Monday, January 21, 2013

When Not to Bake Cookies

This weekend was a busy one! We'll be having a house-warming party next week, and wanted to have some homemade goodies to serve. What better way to do that than the bake cookies?

After all, how much of a mess can baking cookies make?

Probably not much if it was just me making them, but when the rest of the family chips in? Let's just say cleaning services hang up when I call them.

For instance, we have a mixer that likes to kick into high gear the second you start it, so it throws everything in the bowl up and out, like a mini volcano. Personally I don't use the thing for cookie dough, but Mr. Spatula decided he wanted to break up some brown sugar by using the mixer.

Sugar chunks everywhere.

Still determined (a quality I find charming most of the time), he did it again. and again. Now the floor is covered with brown sugar. Then the cats walk through it, spreading the joy all over the house.

I just knew I shouldn't have mopped that morning.

Having a brand-new kitchen gives you a sense of dread whenever you feel that shiny-new cleanliness is going to be marred by two children and their father. Especially when he breaks out the chocolate chips and a scuffle ensues, where oats go flying merrily by overenthusiastic mixing, peanut butter gets melted in the microwave, and more chips wind up in mouths than in the dough (though I admit, I took part in that particular scuffle).

Then the baking begins.

The batch we mix makes twenty dozen because we never do anything small, and every part of the counter and table is covered in cooling racks, a giant bowl of dough, and several cookie sheets. After six hours of sheer bliss, I was too tired to clean what was once a nice kitchen.

A kitchen that I'm still cleaning, by the way.

Here are a few hints and handy tips for those that decide to so something like this in their house:

1. Don't mop the floors. Clean floors attract brown sugar and anything sticky.

2. Don't clean counters or any surfaces of crumbs and specks. The new crumbs and specks will be lost without the old ones to tell them where they should go.
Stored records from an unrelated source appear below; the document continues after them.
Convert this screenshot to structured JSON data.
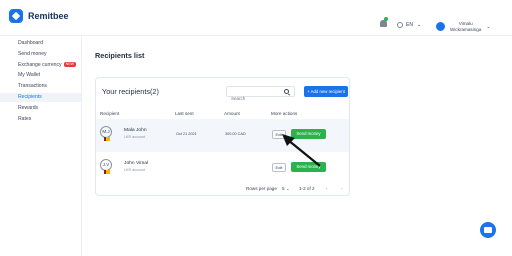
{
  "app": {
    "name": "Remitbee"
  },
  "header": {
    "language": "EN",
    "user_name_line1": "Vimalu",
    "user_name_line2": "Wickramasinga"
  },
  "sidebar": {
    "items": [
      {
        "label": "Dashboard"
      },
      {
        "label": "Send money"
      },
      {
        "label": "Exchange currency",
        "badge": "NEW"
      },
      {
        "label": "My Wallet"
      },
      {
        "label": "Transactions"
      },
      {
        "label": "Recipients",
        "active": true
      },
      {
        "label": "Rewards"
      },
      {
        "label": "Rates"
      }
    ]
  },
  "main": {
    "title": "Recipients list",
    "card_title": "Your recipients(2)",
    "search_placeholder": "Search",
    "add_button": "+ Add new recipient",
    "columns": [
      "Recipient",
      "Last sent",
      "Amount",
      "More actions"
    ],
    "rows": [
      {
        "initials": "M.J",
        "name": "Mala John",
        "type": "LKR account",
        "last_sent": "Oct 21 2021",
        "amount": "300.00 CAD",
        "edit": "Edit",
        "send": "Send money"
      },
      {
        "initials": "J.V",
        "name": "John Vimal",
        "type": "LKR account",
        "last_sent": "",
        "amount": "",
        "edit": "Edit",
        "send": "Send money"
      }
    ],
    "pagination": {
      "rows_per_page_label": "Rows per page",
      "rows_per_page": "5",
      "range": "1-2 of 2"
    }
  },
  "colors": {
    "accent": "#1a73e8",
    "success": "#2bb24c",
    "active_row": "#f3f6fb"
  },
  "icons": [
    "bell-icon",
    "globe-icon",
    "user-avatar-icon",
    "search-icon",
    "chat-icon",
    "arrow-annotation"
  ]
}
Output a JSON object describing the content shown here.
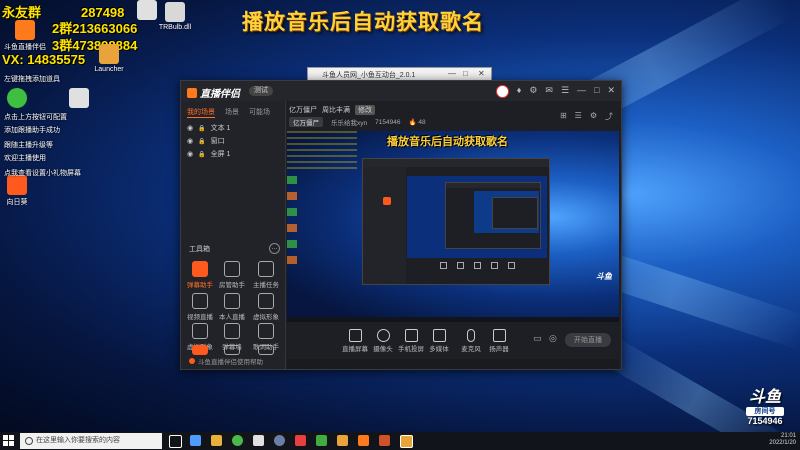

3. Don't do the dishes. Having all the dirty cookie sheets fall from the sink to the floor at the same time while the cats are trying to sneak cookies off the racks makes for a video worthy of winning prizes (then you can buy a new, private kitchen.) Don't forget to set up the camera ahead of time.

4. You need a damp kitchen towel in a rat-tail configuration to snap at fingers (and paws) that try to snatch cookies off the sheets and/or cooling racks.

5. Plan on doing nothing else for the rest of the day. 

6. Plan on cleaning nothing else the rest of the week.

Or...
 
Don't make cookies. Go buy cookies and watch a movie with the family. Or make them when no one but you is home. Open your bedroom door enough so that the cats think they are sneaking into your room for  a secret nap. Trust me, this works. And it will be the only way you will ever have hope of a clean kitchen again!